I think we can all agree that hogs are the real class clowns. They have an infectious laugh, are big practical jokers and they just look like they are laughing and having fun all the time. Who can look at a hog and not have a smile grace their face? I might have already told you about the time I was illegally riding my sister’s show pig and after a couple loops around the pen the witty hog dove into its low slung house and the roof hit me right about chest high. I tell you, that wise guy sat on its haunches and nearly laughed his hams off.
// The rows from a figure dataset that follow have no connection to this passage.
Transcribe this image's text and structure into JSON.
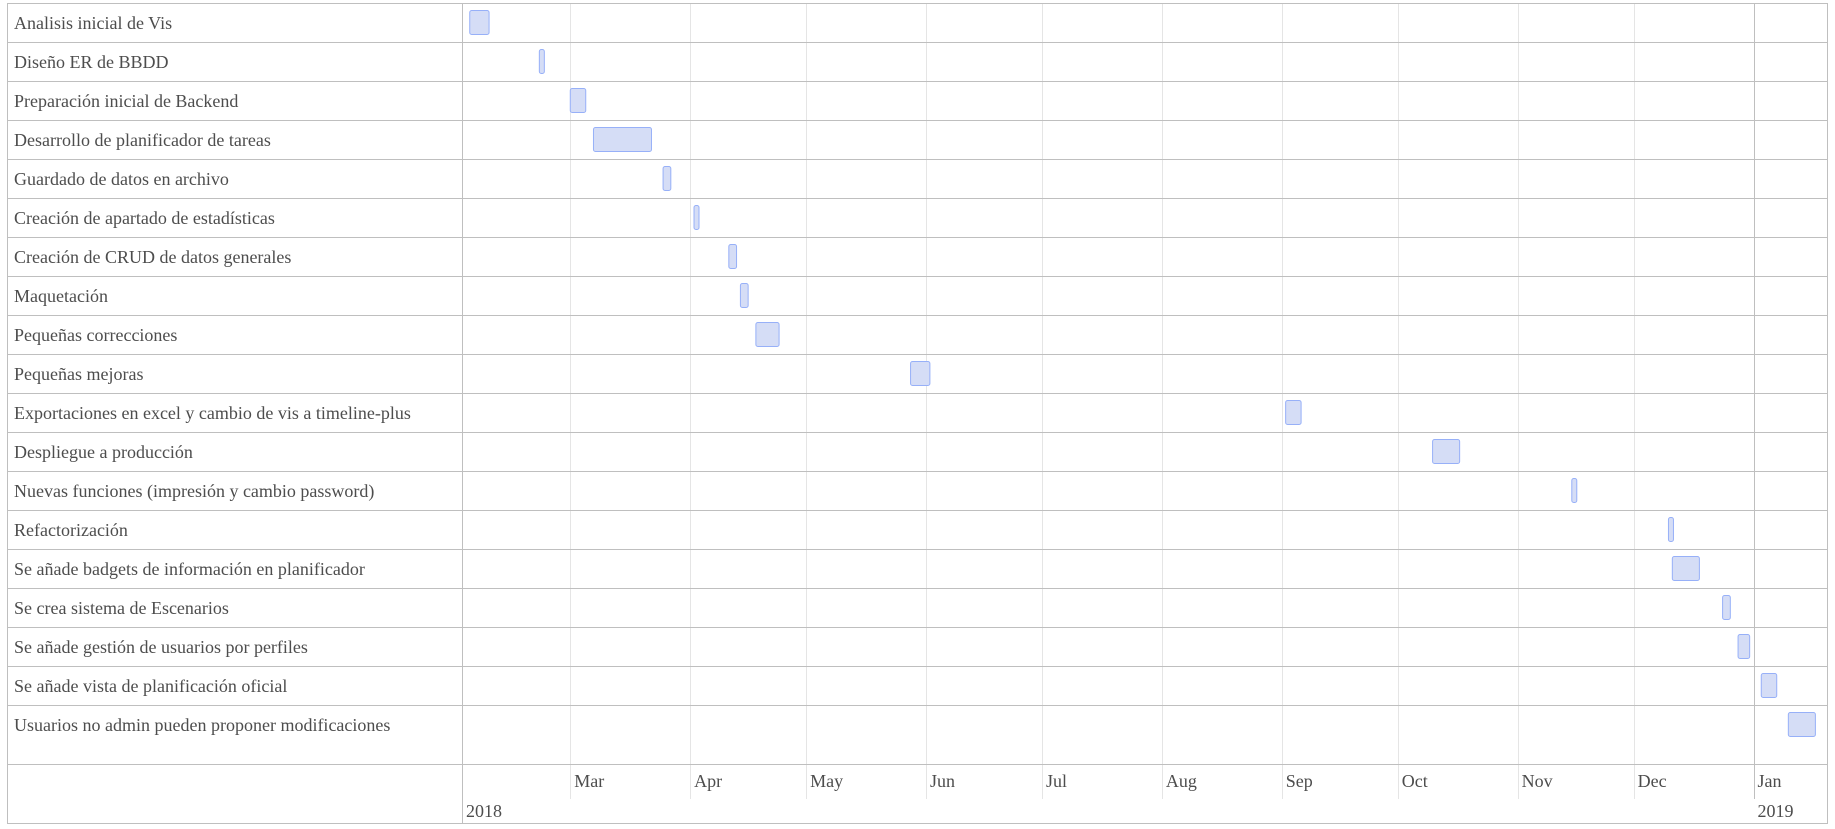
{
  "chart_data": {
    "type": "timeline",
    "title": "",
    "tasks": [
      {
        "label": "Analisis inicial de Vis",
        "start": "2018-02-03",
        "end": "2018-02-08"
      },
      {
        "label": "Diseño ER de BBDD",
        "start": "2018-02-21",
        "end": "2018-02-22"
      },
      {
        "label": "Preparación inicial de Backend",
        "start": "2018-03-01",
        "end": "2018-03-05"
      },
      {
        "label": "Desarrollo de planificador de tareas",
        "start": "2018-03-07",
        "end": "2018-03-22"
      },
      {
        "label": "Guardado de datos en archivo",
        "start": "2018-03-25",
        "end": "2018-03-27"
      },
      {
        "label": "Creación de apartado de estadísticas",
        "start": "2018-04-02",
        "end": "2018-04-03"
      },
      {
        "label": "Creación de CRUD de datos generales",
        "start": "2018-04-11",
        "end": "2018-04-13"
      },
      {
        "label": "Maquetación",
        "start": "2018-04-14",
        "end": "2018-04-16"
      },
      {
        "label": "Pequeñas correcciones",
        "start": "2018-04-18",
        "end": "2018-04-24"
      },
      {
        "label": "Pequeñas mejoras",
        "start": "2018-05-28",
        "end": "2018-06-02"
      },
      {
        "label": "Exportaciones en excel y cambio de vis a timeline-plus",
        "start": "2018-09-02",
        "end": "2018-09-06"
      },
      {
        "label": "Despliegue a producción",
        "start": "2018-10-10",
        "end": "2018-10-17"
      },
      {
        "label": "Nuevas funciones (impresión y cambio password)",
        "start": "2018-11-15",
        "end": "2018-11-16"
      },
      {
        "label": "Refactorización",
        "start": "2018-12-10",
        "end": "2018-12-11"
      },
      {
        "label": "Se añade badgets de información en planificador",
        "start": "2018-12-11",
        "end": "2018-12-18"
      },
      {
        "label": "Se crea sistema de Escenarios",
        "start": "2018-12-24",
        "end": "2018-12-26"
      },
      {
        "label": "Se añade gestión de usuarios por perfiles",
        "start": "2018-12-28",
        "end": "2018-12-31"
      },
      {
        "label": "Se añade vista de planificación oficial",
        "start": "2019-01-03",
        "end": "2019-01-07"
      },
      {
        "label": "Usuarios no admin pueden proponer modificaciones",
        "start": "2019-01-10",
        "end": "2019-01-17"
      }
    ],
    "x_axis": {
      "range": [
        "2018-02-01",
        "2019-01-20"
      ],
      "month_ticks": [
        {
          "date": "2018-03-01",
          "label": "Mar"
        },
        {
          "date": "2018-04-01",
          "label": "Apr"
        },
        {
          "date": "2018-05-01",
          "label": "May"
        },
        {
          "date": "2018-06-01",
          "label": "Jun"
        },
        {
          "date": "2018-07-01",
          "label": "Jul"
        },
        {
          "date": "2018-08-01",
          "label": "Aug"
        },
        {
          "date": "2018-09-01",
          "label": "Sep"
        },
        {
          "date": "2018-10-01",
          "label": "Oct"
        },
        {
          "date": "2018-11-01",
          "label": "Nov"
        },
        {
          "date": "2018-12-01",
          "label": "Dec"
        },
        {
          "date": "2019-01-01",
          "label": "Jan"
        }
      ],
      "year_ticks": [
        {
          "date": "2018-02-01",
          "label": "2018"
        },
        {
          "date": "2019-01-01",
          "label": "2019"
        }
      ]
    },
    "colors": {
      "item_fill": "#d5ddf6",
      "item_border": "#97b0f8",
      "grid_minor": "#e5e5e5",
      "grid_major": "#bfbfbf",
      "text": "#4d4d4d"
    }
  }
}
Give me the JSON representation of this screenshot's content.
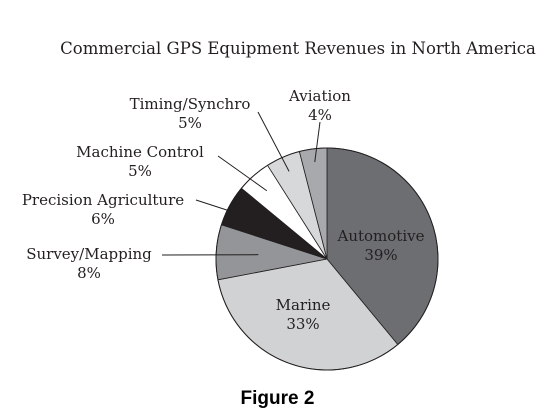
{
  "chart_data": {
    "type": "pie",
    "title": "Commercial GPS Equipment Revenues in North America",
    "unit": "%",
    "slices": [
      {
        "label": "Automotive",
        "value": 39,
        "value_label": "39%",
        "color": "#6d6e71"
      },
      {
        "label": "Marine",
        "value": 33,
        "value_label": "33%",
        "color": "#d1d2d4"
      },
      {
        "label": "Survey/Mapping",
        "value": 8,
        "value_label": "8%",
        "color": "#939598"
      },
      {
        "label": "Precision Agriculture",
        "value": 6,
        "value_label": "6%",
        "color": "#231f20"
      },
      {
        "label": "Machine Control",
        "value": 5,
        "value_label": "5%",
        "color": "#ffffff"
      },
      {
        "label": "Timing/Synchro",
        "value": 5,
        "value_label": "5%",
        "color": "#d7d8da"
      },
      {
        "label": "Aviation",
        "value": 4,
        "value_label": "4%",
        "color": "#a7a9ac"
      }
    ]
  },
  "figure_caption": "Figure 2"
}
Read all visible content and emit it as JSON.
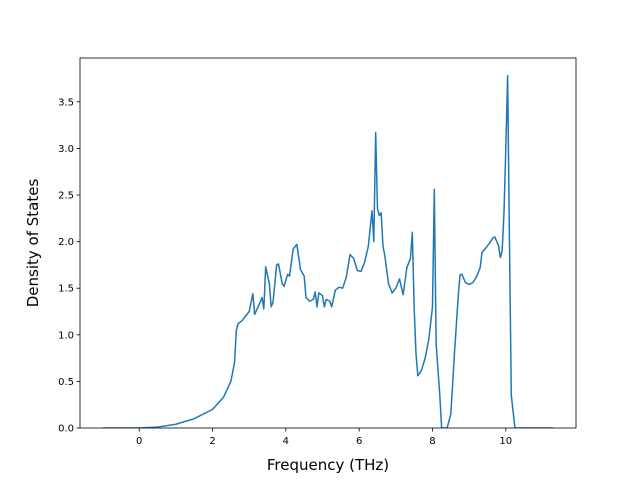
{
  "chart_data": {
    "type": "line",
    "xlabel": "Frequency (THz)",
    "ylabel": "Density of States",
    "x": [
      -1.0,
      0,
      0.5,
      1.0,
      1.5,
      2.0,
      2.3,
      2.5,
      2.6,
      2.65,
      2.7,
      2.8,
      3.0,
      3.1,
      3.15,
      3.3,
      3.35,
      3.4,
      3.45,
      3.55,
      3.6,
      3.65,
      3.75,
      3.8,
      3.9,
      3.95,
      4.05,
      4.1,
      4.2,
      4.3,
      4.4,
      4.5,
      4.55,
      4.65,
      4.75,
      4.8,
      4.85,
      4.9,
      5.0,
      5.05,
      5.1,
      5.2,
      5.25,
      5.35,
      5.45,
      5.55,
      5.65,
      5.75,
      5.85,
      5.95,
      6.05,
      6.15,
      6.25,
      6.35,
      6.4,
      6.45,
      6.5,
      6.55,
      6.6,
      6.65,
      6.7,
      6.8,
      6.9,
      7.0,
      7.1,
      7.2,
      7.3,
      7.4,
      7.45,
      7.5,
      7.55,
      7.6,
      7.7,
      7.8,
      7.9,
      8.0,
      8.05,
      8.1,
      8.2,
      8.25,
      8.4,
      8.5,
      8.6,
      8.7,
      8.75,
      8.8,
      8.9,
      9.0,
      9.1,
      9.2,
      9.3,
      9.35,
      9.45,
      9.55,
      9.65,
      9.7,
      9.8,
      9.85,
      9.9,
      9.95,
      10.0,
      10.05,
      10.1,
      10.15,
      10.25,
      11.3
    ],
    "series": [
      {
        "color": "#1f77b4",
        "values": [
          0,
          0,
          0.01,
          0.04,
          0.1,
          0.2,
          0.33,
          0.5,
          0.7,
          1.05,
          1.12,
          1.15,
          1.25,
          1.44,
          1.22,
          1.35,
          1.4,
          1.28,
          1.73,
          1.55,
          1.3,
          1.35,
          1.75,
          1.76,
          1.55,
          1.52,
          1.65,
          1.63,
          1.92,
          1.97,
          1.7,
          1.63,
          1.4,
          1.36,
          1.38,
          1.46,
          1.3,
          1.45,
          1.42,
          1.3,
          1.38,
          1.36,
          1.3,
          1.48,
          1.51,
          1.5,
          1.62,
          1.86,
          1.82,
          1.69,
          1.68,
          1.78,
          1.95,
          2.33,
          2.0,
          3.17,
          2.35,
          2.28,
          2.31,
          1.95,
          1.85,
          1.55,
          1.45,
          1.5,
          1.6,
          1.43,
          1.72,
          1.82,
          2.1,
          1.3,
          0.8,
          0.56,
          0.62,
          0.75,
          0.95,
          1.3,
          2.56,
          0.9,
          0.35,
          0,
          0,
          0.15,
          0.8,
          1.4,
          1.64,
          1.65,
          1.56,
          1.54,
          1.56,
          1.62,
          1.72,
          1.88,
          1.93,
          1.98,
          2.04,
          2.05,
          1.96,
          1.83,
          1.9,
          2.3,
          3.0,
          3.78,
          2.0,
          0.35,
          0,
          0
        ]
      }
    ],
    "xlim": [
      -1.615,
      11.915
    ],
    "ylim": [
      0,
      3.97
    ],
    "xticks": [
      0,
      2,
      4,
      6,
      8,
      10
    ],
    "yticks": [
      {
        "value": 0,
        "label": "0.0"
      },
      {
        "value": 0.5,
        "label": "0.5"
      },
      {
        "value": 1,
        "label": "1.0"
      },
      {
        "value": 1.5,
        "label": "1.5"
      },
      {
        "value": 2,
        "label": "2.0"
      },
      {
        "value": 2.5,
        "label": "2.5"
      },
      {
        "value": 3,
        "label": "3.0"
      },
      {
        "value": 3.5,
        "label": "3.5"
      }
    ]
  }
}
I know for a fact that cows routinely make fun of us. One foggy day when I was on the slippery tailgate of our truck doling out flakes of hay to my hungry cows my wife saw the opportunity of a lifetime and gunned the engine. After my wife quit laughing she told me that I did a beautiful one and a half twist with two complete revolutions before nailing the landing. I could have been seriously injured if my fall hadn’t been broken by the juiciest and plumpest cow pie in the pasture. My wife said if I had been in the Olympics I’d have taken the gold medal and my landing was “very clean.” But only in a diving sense.

As I rolled in pain on the ground I looked up to see 80 cows looking and laughing at me. I swear they were laughing so hard that milk was coming out their noses.